Professor Roger Bilham's conclusions are based on a study of the world's urban population growth in the 21st century, including the number of rapidly expanding "supercities" and their locations close to major fault lines that have caused past temblors.
Bilham will present a paper on the subject at the 2003 Seismological Society Meeting to be held April 30 to May 2 in San Juan, Puerto Rico.
In the pre-1600s few city populations exceeded 1 million people, he said. By 1950, there were 43 "supercities" with populations from 2 million to more than 15 million. "Today, there are nearly 200 supercities on Earth, and the number could double before world populations stabilize."
Roughly 8 million people have died globally as a result of building collapses during earthquakes in the past 1,000 years, he said, although the record is sketchy prior to 1600. "But it is clear that a four-fold increase in the annual death toll from earthquakes between the 17th and 20th centuries is linked to increased urbanization."
The emergence of "supercities" has increased tenfold since 1700, he said. Of these, more than 40 are located within 120 miles of a major plate boundary or a historically damaging earthquake, including Jakarta, Indonesia, Tehran, Iran, and Mexico City. Mexico City now has a population of roughly 16 million.
"Fifty percent of the world's supercities now are located near potential future magnitude 7.5 earthquakes," said Bilham, who is a fellow of the Cooperative Institute for Research in Environmental Sciences based at CU-Boulder.
"A 1997 statistical analysis predicted a future fatality rate of 8,000 deaths per year," discounting extreme events with fatality counts exceeding 30,000," said Bilham.
"However, such predictions have no utility in extreme events in the 21st century, when urban populations are expected to reach 6 billion worldwide."
From 1998 to 2002, earthquakes have caused roughly 10,500 fatalities per year.
Bilham said a "fractal distribution of fatality count versus the number of fatal earthquakes permits a grim glimpse of possible future earthquake disasters based on past events."
There is an apparent link between the earthquake fatality count for each earthquake and the number of "fatal earthquakes," he said. "Fewer people are killed in small earthquakes that happen frequently. Large fatality-count earthquakes occur infrequently," he said. By averaging these data over a century it is possible to derive a relationship to predict rare, extreme events."
According to Bilham's calculations, each year one earthquake event kills 100 people, every two years one event kills 1,000 people, every five years a single event kills 10,000 and for every century, an earthquake kills 300,000.
"But the 300,000 people is probably an underestimate because the size of these huge cites doubled in the last century and are expected to double again in the next century," he said. "We have never had such a devastating megaquake before, because it simply wasn't possible. But now we have many more target cities and they are bigger than ever before."
One of the questions now being asked is whether a 100-year "megaquake" is now possible? Nearly 100,000 people were killed by earthquakes in India in 2000, and recent research by Bilham and his colleagues indicate that at least one and perhaps as many as seven 8.1 magnitude to 8.3 magnitude earthquakes are overdue in the Himalayas facing northern India.

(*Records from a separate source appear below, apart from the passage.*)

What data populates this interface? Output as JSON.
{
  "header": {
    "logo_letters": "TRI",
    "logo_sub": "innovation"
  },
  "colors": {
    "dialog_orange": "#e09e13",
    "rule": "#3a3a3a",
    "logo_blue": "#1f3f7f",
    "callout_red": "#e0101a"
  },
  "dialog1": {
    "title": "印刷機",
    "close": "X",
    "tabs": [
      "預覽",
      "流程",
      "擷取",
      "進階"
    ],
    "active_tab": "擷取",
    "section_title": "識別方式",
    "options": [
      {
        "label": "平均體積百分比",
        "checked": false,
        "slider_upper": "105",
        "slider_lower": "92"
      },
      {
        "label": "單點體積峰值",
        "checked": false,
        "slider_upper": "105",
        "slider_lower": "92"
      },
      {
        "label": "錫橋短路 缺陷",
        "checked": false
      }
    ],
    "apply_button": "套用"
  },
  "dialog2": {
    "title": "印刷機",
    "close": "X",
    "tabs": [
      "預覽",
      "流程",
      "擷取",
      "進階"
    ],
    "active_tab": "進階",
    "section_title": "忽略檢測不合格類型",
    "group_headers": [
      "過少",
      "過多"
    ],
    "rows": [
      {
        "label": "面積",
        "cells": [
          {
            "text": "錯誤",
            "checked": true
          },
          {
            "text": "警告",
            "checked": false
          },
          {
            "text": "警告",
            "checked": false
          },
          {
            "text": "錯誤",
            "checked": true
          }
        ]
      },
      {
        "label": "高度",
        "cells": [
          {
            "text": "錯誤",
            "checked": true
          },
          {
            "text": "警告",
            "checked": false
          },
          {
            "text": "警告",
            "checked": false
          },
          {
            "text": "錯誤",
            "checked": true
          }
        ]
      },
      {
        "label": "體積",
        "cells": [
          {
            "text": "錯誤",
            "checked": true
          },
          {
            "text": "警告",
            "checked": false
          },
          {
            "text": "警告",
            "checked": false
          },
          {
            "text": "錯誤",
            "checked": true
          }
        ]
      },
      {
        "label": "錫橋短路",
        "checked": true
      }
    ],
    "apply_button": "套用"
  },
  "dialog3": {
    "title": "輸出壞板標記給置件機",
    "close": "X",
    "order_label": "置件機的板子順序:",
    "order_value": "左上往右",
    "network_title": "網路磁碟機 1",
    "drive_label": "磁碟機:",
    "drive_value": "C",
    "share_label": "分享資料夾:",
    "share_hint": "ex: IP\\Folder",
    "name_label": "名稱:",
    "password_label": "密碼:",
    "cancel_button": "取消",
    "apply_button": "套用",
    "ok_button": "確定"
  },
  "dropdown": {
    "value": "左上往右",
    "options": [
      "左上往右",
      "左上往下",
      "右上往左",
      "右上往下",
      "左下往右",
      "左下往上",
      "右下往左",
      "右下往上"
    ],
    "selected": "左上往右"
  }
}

"A great earthquake could occur in a dozen other countries if it occurs near a supercity," Bilham said.
Bilham believes there is room for optimism, though he characterizes the present era as the age of construction when 3 billion new dwellings presently are being planned for a future doubling of the world population. "We are in a remarkably good position to make these new buildings safe to live in," he said. "Earthquakes don't kill people, but buildings and builders of inferior buildings do."